© Reuters.
By Gina Lee
Investing.com – The dollar was lower in Asia on Monday morning, picking up the news that US President Donald Trump has signed a COVID-19 bill.
The depreciation of the greenback against a basket of other currencies decreased by 0.15% to 90,122 at 12:09 ET (05:09 GMT). It has changed little after seeing a three-day slide.
Trump tweeted, “Good news about COVID relief bill. Information to follow! Before announcing earlier in the day that he had signed the $ 2.3 billion COVID-19 aid and spending package. It follows the passage of the bill in the House of Representatives and the Senate last week and averted a partial strike by the federal government.
Congress will also vote on raising the stimulus checks in the bill to $ 2,000 from the current $ 600. The ‘meager’ amount was why Trump threatened to withhold his signature.
The pair fell 0.06% to 103.54. The Bank of Japan’s summary of opinions expressed during the December rate review earlier this month showed that policymakers are divided on how far they should go to examine the rate of return control, and some are calling for a comprehensive review of the framework. .
The pair rose by 0.13% to 0.7609 and the pair by 0.03% to 0.7125. Markets in both Antipodic countries were closed for a holiday.
The pair decreased 0.14% to 6.5316.
The pair rose 0.13% to 1.3565. The pound rose to a two-and-a-half-year high during the session, still glowing from the post-Brexit trade agreement reached between the United Kingdom and the European Union (EU) last week.

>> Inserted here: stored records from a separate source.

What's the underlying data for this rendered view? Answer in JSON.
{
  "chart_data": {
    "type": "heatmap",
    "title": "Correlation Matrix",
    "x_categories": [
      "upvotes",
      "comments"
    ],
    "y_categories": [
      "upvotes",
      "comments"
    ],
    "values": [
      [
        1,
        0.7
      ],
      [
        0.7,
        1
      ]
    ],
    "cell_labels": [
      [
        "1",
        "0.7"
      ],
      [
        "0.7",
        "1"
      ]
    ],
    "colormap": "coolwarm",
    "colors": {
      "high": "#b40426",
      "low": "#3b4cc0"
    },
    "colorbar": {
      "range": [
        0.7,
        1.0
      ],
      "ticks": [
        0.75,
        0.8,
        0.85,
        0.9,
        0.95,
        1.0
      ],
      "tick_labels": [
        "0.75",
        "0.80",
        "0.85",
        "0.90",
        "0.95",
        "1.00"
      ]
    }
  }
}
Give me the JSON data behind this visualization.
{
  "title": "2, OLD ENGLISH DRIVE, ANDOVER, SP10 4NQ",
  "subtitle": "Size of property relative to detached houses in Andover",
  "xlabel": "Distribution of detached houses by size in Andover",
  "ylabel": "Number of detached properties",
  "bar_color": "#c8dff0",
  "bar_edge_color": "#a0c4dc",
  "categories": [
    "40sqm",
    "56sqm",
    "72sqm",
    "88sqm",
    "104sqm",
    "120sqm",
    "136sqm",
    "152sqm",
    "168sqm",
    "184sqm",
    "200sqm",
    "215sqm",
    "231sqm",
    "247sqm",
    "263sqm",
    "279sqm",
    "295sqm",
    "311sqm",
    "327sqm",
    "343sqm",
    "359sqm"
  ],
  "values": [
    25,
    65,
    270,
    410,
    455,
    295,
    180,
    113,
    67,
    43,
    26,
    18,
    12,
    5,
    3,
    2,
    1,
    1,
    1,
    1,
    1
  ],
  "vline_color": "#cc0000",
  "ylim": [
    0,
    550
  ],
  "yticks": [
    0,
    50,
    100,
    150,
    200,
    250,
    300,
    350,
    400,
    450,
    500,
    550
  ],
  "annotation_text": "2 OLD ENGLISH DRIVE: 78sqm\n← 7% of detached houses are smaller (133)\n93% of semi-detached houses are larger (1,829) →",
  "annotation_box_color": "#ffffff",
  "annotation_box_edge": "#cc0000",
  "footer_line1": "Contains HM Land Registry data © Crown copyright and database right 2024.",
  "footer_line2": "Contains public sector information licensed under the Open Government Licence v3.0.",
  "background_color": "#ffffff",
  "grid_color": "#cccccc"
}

The deal comes before the year-end deadline and gives investors some relief before the Christmas holidays. However, the agreement does not cover the UK financial sector, and the bare legs of the agreement could leave the UK even more detached from the EU.
The EU has yet to decide whether the UK will grant access to its financial market. This could mean that the rebate that has boosted UK assets since he voted to leave the EU in 2016 will continue until 2021.
The euro fell 0.10% to $ 1.2199, further retreating from the two-and-a-half-year high of $ 1.2273 seen earlier in the month.
Some investors remained bearish on both the pound and the euro.
Daiwa Securities FX strategist Mitsuo Imaizumi told Reuters he expects the pound and the euro to fall further against the dollar and reach $ 1.30 and $ 1.15 respectively by the end of the summer.
‘Regardless of the Brexit agreement, the cable will be off. It is to buy the rumor, to sell the fact, ”he said.